Taş fırınlarda yapılan,tazeliğini bir sene koruyan,çay saatlerinin vazgeçilmez lezzetlerinden Beypazarı Kurusu, Türkiye'de sadece Beypazarı'nda üretilir. Beypazarı'nın tamamı tescilli bu yemeklerinin tarihi konaklarda servis edilmesi lezzetine lezzet katar.
Beypazarı’nın bir diğer özelliği de dört mevsim sebze ve meyve yetiştirebilen verimli topraklara sahip olmasıdır. Bu özel topraklarda yetişen insan sağlığında çok önemli bir yeri olan (kanserden koruyan, cildin erken yaşlanmasını önleyeni kırışıklıklarla savaşan, içerdiği A vitamini ile görme gücünü artıran, bağırsak iltihaplarına iyi gelen, böbrek ağrılarını dindiren, diş etlerini kuvvetlendiren, kabızlığı gideren ve cinsel gücü arttıran) havuç da ilçede yetiştirilen sebzelerin başında gelir. Hatta Türkiye’deki havuç tüketiminin %60’ı Beypazarı’ndan karşılanmaktadır.
Beypazarı yine köylerinde hayvancılıkta sade yağ (Tereyağ), Koyun Peyniri, Keçi Peyniri, Torba Yoğurdu (Kese Yoğurdu) önemli bir yer tutar.

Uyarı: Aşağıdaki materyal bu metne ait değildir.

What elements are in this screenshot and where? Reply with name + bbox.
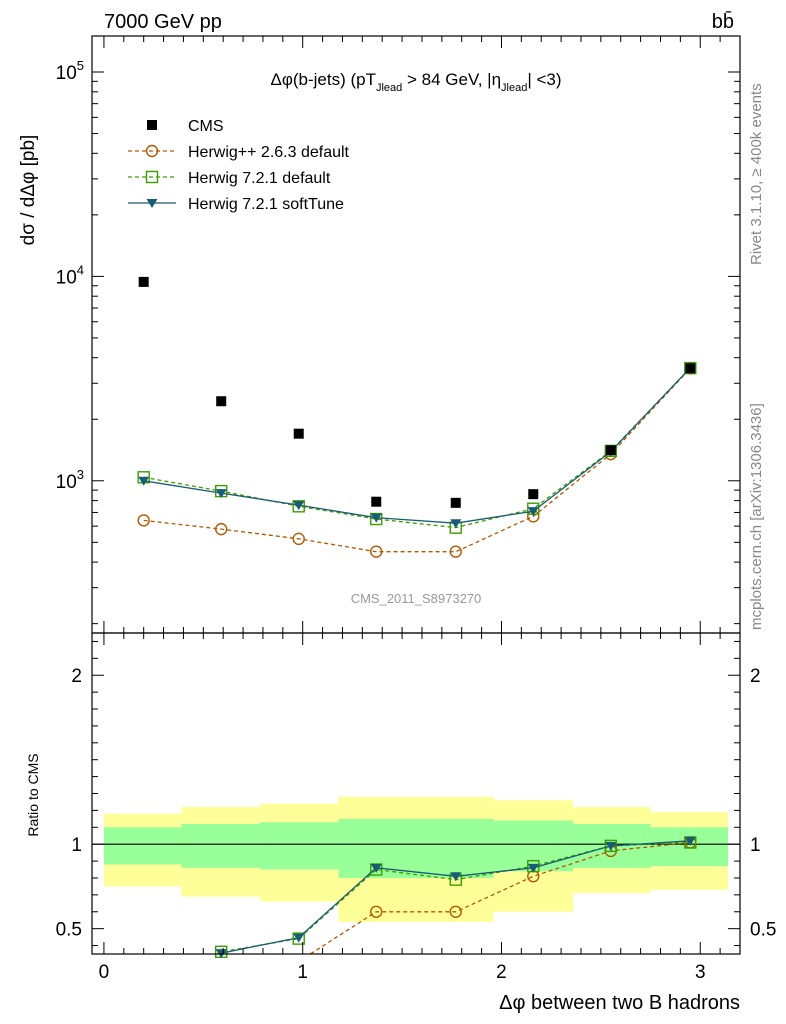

El Sanatları bakımından da maharetli ustalara sahip olan Beypazarı’nda özellikle; gümüş işlemeciliği (telkari) yaygındır. Gümüş işleme sanatı Beypazarı’na Ahilik yoluyla kazandırılmıştır. Telkari ince tel ile yapılan sanatsal takı dizaynıdır. Ham maddesi gümüşten ziyade “sabır” olan telkari motifleri tabiatı ince bir zevkle yorumlarken Osmanlı Türk düşüncesini aksettirir.

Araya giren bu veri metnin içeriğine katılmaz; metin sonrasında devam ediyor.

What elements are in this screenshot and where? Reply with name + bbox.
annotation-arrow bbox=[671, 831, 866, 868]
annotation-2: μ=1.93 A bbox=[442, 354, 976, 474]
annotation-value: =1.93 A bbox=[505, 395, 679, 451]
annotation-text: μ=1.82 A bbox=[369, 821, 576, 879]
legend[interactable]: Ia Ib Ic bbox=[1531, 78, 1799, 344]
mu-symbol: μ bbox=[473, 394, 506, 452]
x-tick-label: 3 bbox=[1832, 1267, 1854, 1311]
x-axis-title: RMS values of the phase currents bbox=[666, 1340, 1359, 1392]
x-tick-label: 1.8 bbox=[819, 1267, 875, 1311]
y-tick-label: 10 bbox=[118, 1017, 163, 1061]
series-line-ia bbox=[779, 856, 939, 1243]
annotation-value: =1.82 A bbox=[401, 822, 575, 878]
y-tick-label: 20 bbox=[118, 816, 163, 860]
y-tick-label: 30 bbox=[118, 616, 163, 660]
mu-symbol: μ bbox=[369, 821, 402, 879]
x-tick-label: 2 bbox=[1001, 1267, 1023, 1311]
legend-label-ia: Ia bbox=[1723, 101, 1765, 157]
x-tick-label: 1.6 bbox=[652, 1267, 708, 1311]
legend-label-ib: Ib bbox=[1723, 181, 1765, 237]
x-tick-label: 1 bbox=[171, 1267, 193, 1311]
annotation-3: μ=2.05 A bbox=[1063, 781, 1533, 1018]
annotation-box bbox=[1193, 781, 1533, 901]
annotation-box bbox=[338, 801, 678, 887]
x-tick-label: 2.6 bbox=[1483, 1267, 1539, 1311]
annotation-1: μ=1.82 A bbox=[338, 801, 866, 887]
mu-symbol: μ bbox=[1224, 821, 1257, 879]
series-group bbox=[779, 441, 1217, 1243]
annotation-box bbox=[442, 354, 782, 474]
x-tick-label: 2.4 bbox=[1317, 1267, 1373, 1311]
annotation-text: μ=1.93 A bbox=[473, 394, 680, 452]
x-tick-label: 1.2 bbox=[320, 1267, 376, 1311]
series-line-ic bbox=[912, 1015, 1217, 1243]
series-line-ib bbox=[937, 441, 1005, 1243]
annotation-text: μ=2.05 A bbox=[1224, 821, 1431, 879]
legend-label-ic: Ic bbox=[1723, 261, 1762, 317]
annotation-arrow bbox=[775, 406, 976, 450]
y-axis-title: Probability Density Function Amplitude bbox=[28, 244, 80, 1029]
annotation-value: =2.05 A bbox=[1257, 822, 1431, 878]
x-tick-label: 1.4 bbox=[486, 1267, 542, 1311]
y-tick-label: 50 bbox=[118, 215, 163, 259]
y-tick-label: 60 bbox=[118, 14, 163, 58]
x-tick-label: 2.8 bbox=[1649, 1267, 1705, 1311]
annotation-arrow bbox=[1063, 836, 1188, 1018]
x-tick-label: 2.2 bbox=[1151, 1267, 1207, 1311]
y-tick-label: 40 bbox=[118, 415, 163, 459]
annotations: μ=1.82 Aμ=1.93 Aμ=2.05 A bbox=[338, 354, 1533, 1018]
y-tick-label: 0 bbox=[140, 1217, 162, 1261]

Bakır eşya, mutfak gereçleri, üretim ve işlemesi Beypazarı’nda eski bir zanaattır. Bakır işleme ustaları bu madenden adeta bir sanat eseri çıkarırlar.
Günümüzde Beypazarı kültür turizmi açısından önem kazanmıştır. O güzelim mekanlar görüldüğünde insanlar tarihi tarihle yaşar. Beypazarı tarihten gelen kültür birikimi ile her zaman gündemi korur.